# Partitions of $n$ into even number of parts versus into odd number of parts

I'm under the impression that if $$n$$ is even then the number of partitions of $$n$$ into an even number of parts exceeds the number of partitions of $$n$$ into an odd number of parts. And the opposite if $$n$$ is odd.

I feel like this is clear by looking at small examples, but I can't give a rigorous proof. I think it follows from how you make the partitions out of $$n$$ ones.

Would anyone be able to help me gain some more intuition about this or provide me with a proof? Thanks!

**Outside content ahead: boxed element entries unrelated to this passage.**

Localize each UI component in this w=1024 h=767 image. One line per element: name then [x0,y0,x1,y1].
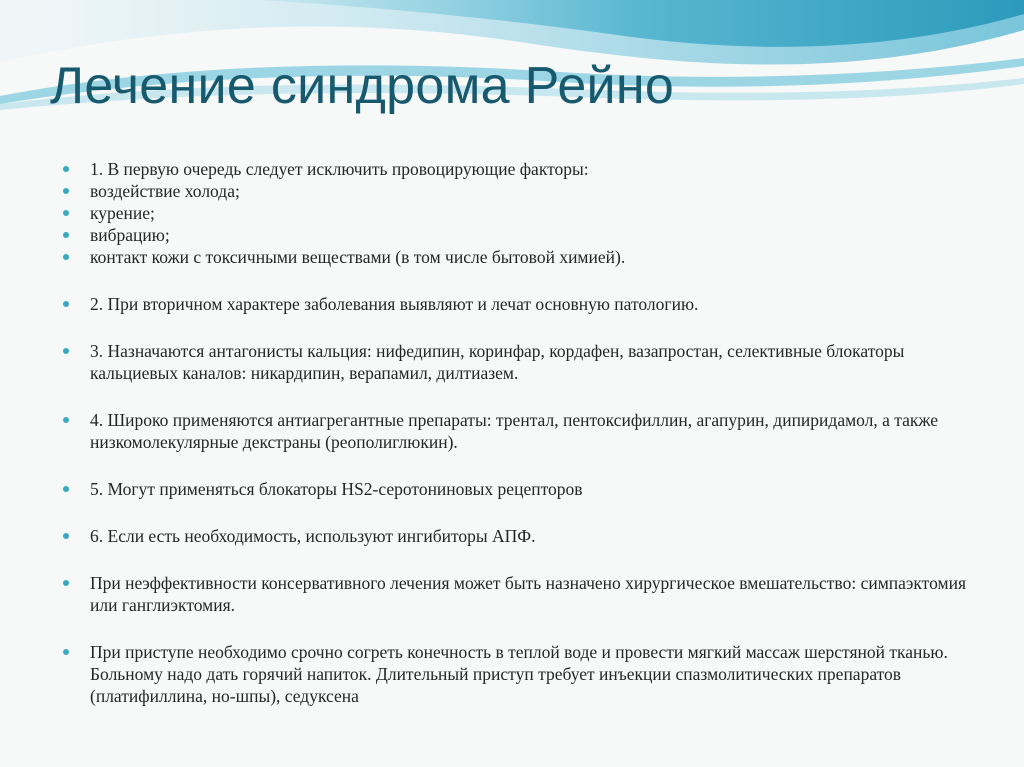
list-item: 5. Могут применяться блокаторы HS2-серотониновых рецепторов [62,478,982,500]
list-item: курение; [62,202,982,224]
list-item: вибрацию; [62,224,982,246]
list-item: 3. Назначаются антагонисты кальция: нифедипин, коринфар, кордафен, вазапростан, селективные блокаторы кальциевых каналов: никардипин, верапамил, дилтиазем. [62,340,982,384]
list-item: При приступе необходимо срочно согреть конечность в теплой воде и провести мягкий массаж шерстяной тканью. Больному надо дать горячий напиток. Длительный приступ требует инъекции спазмолитических препаратов (платифиллина, но-шпы), седуксена [62,641,982,707]
list-item: контакт кожи с токсичными веществами (в том числе бытовой химией). [62,246,982,268]
list-item: 2. При вторичном характере заболевания выявляют и лечат основную патологию. [62,293,982,315]
list-item: При неэффективности консервативного лечения может быть назначено хирургическое вмешательство: симпаэктомия или ганглиэктомия. [62,572,982,616]
bullet-list [62,158,982,707]
slide-title: Лечение синдрома Рейно [50,57,675,115]
list-item: 1. В первую очередь следует исключить провоцирующие факторы: [62,158,982,180]
list-item: воздействие холода; [62,180,982,202]
list-item: 4. Широко применяются антиагрегантные препараты: трентал, пентоксифиллин, агапурин, дипиридамол, а также низкомолекулярные декстраны (реополиглюкин). [62,409,982,453]
list-item: 6. Если есть необходимость, используют ингибиторы АПФ. [62,525,982,547]
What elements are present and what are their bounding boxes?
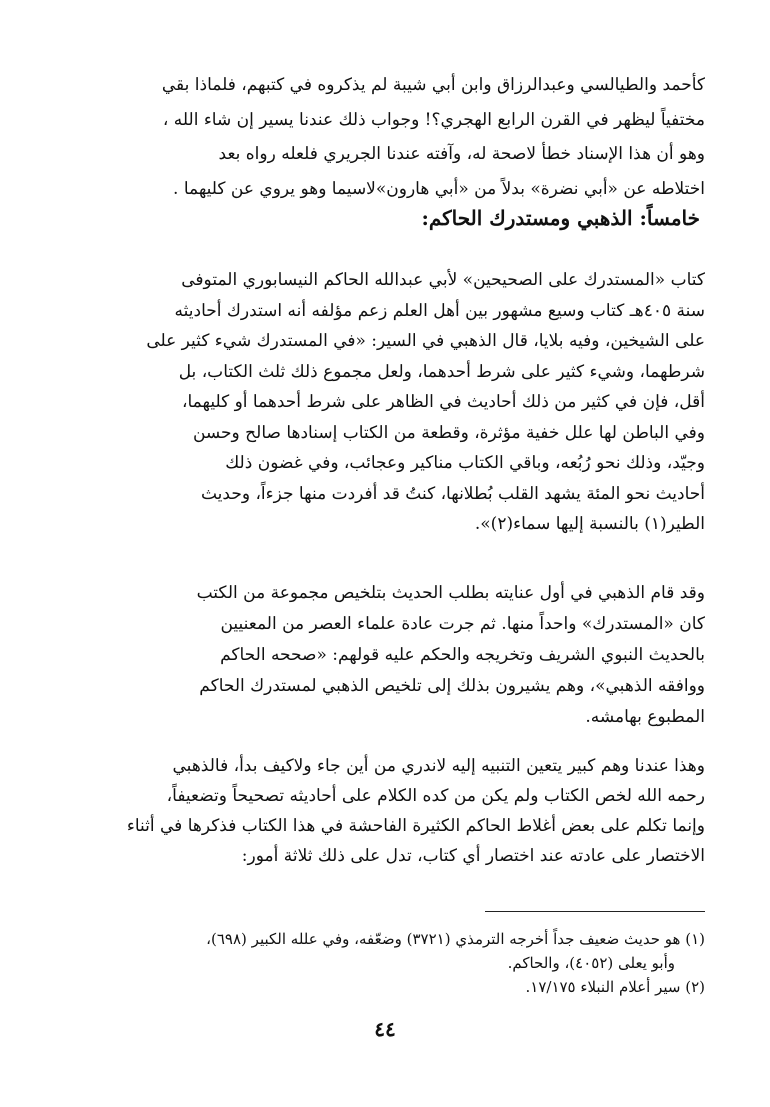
text-line: الاختصار على عادته عند اختصار أي كتاب، تدل على ذلك ثلاثة أمور: [241,846,705,866]
footnote-divider [485,911,705,912]
text-line: سنة ٤٠٥هـ كتاب وسيع مشهور بين أهل العلم زعم مؤلفه أنه استدرك أحاديثه [174,300,705,321]
text-line: شرطهما، وشيء كثير على شرط أحدهما، ولعل مجموع ذلك ثلث الكتاب، بل [178,361,705,382]
footnotes [100,927,705,999]
text-line: على الشيخين، وفيه بلايا، قال الذهبي في السير: «في المستدرك شيء كثير على [146,331,705,351]
text-line: مختفياً ليظهر في القرن الرابع الهجري؟! وجواب ذلك عندنا يسير إن شاء الله ، [162,109,705,130]
footnote-1: (١) هو حديث ضعيف جداً أخرجه الترمذي (٣٧٢١) وضعّفه، وفي علله الكبير (٦٩٨)، [206,930,705,948]
text-line: أقل، فإن في كثير من ذلك أحاديث في الظاهر على شرط أحدهما أو كليهما، [181,392,705,412]
text-line: كأحمد والطيالسي وعبدالرزاق وابن أبي شيبة لم يذكروه في كتبهم، فلماذا بقي [161,75,705,95]
text-line: وهو أن هذا الإسناد خطأ لاصحة له، وآفته عندنا الجريري فلعله رواه بعد [218,144,705,164]
paragraph-continuation [100,68,705,206]
text-line: وقد قام الذهبي في أول عنايته بطلب الحديث بتلخيص مجموعة من الكتب [196,583,705,603]
paragraph-talkhis [100,578,705,733]
text-line: وهذا عندنا وهم كبير يتعين التنبيه إليه لاندري من أين جاء ولاكيف بدأ، فالذهبي [172,756,705,776]
paragraph-mustadrak [100,265,705,540]
text-line: وفي الباطن لها علل خفية مؤثرة، وقطعة من الكتاب إسنادها صالح وحسن [192,422,705,443]
paragraph-wahm [100,751,705,871]
text-line: اختلاطه عن «أبي نضرة» بدلاً من «أبي هارون»لاسيما وهو يروي عن كليهما . [173,178,705,199]
text-line: أحاديث نحو المئة يشهد القلب بُطلانها، كنتُ قد أفردت منها جزءاً، وحديث [200,483,705,504]
text-line: وإنما تكلم على بعض أغلاط الحاكم الكثيرة الفاحشة في هذا الكتاب فذكرها في أثناء [126,816,705,836]
text-line: المطبوع بهامشه. [585,707,705,727]
footnote-2: (٢) سير أعلام النبلاء ١٧/١٧٥. [525,978,705,996]
page-number: ٤٤ [374,1017,396,1041]
text-line: كتاب «المستدرك على الصحيحين» لأبي عبدالله الحاكم النيسابوري المتوفى [181,270,705,290]
text-line: كان «المستدرك» واحداً منها. ثم جرت عادة علماء العصر من المعنيين [220,614,705,634]
text-line: رحمه الله لخص الكتاب ولم يكن من كده الكلام على أحاديثه تصحيحاً وتضعيفاً، [166,786,705,806]
text-line: وجيّد، وذلك نحو رُبُعه، وباقي الكتاب مناكير وعجائب، وفي غضون ذلك [225,453,705,473]
text-line: الطير(١) بالنسبة إليها سماء(٢)». [474,514,705,534]
text-line: ووافقه الذهبي»، وهم يشيرون بذلك إلى تلخيص الذهبي لمستدرك الحاكم [199,676,705,696]
text-line: بالحديث النبوي الشريف وتخريجه والحكم عليه قولهم: «صححه الحاكم [220,645,705,665]
footnote-1-continued: وأبو يعلى (٤٠٥٢)، والحاكم. [507,954,675,972]
section-heading: خامساً: الذهبي ومستدرك الحاكم: [421,206,700,230]
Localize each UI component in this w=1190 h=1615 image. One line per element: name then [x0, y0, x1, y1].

Your conjecture is correct for $$n>2$$.
If $$n>2$$, $$n$$ has at least one self-conjugate partition; see the answer to this question. If $$c(n)$$ is the number of self-conjugate partitions of $$n$$, $$c(n)=(-1)^n(p_E(n)-p_O(n))\,,$$ where $$p_E(n)$$ and $$p_O(n)$$ are the numbers of partitions of $$n$$ with an even and an odd number of parts, respectively; this is proved in the answers to this question. Thus, $$c(n)$$ is positive for $$n>2$$, so $$p_E(n)-p_O(n)$$ must be positive for even $$n>2$$ and negative for odd $$n>2$$.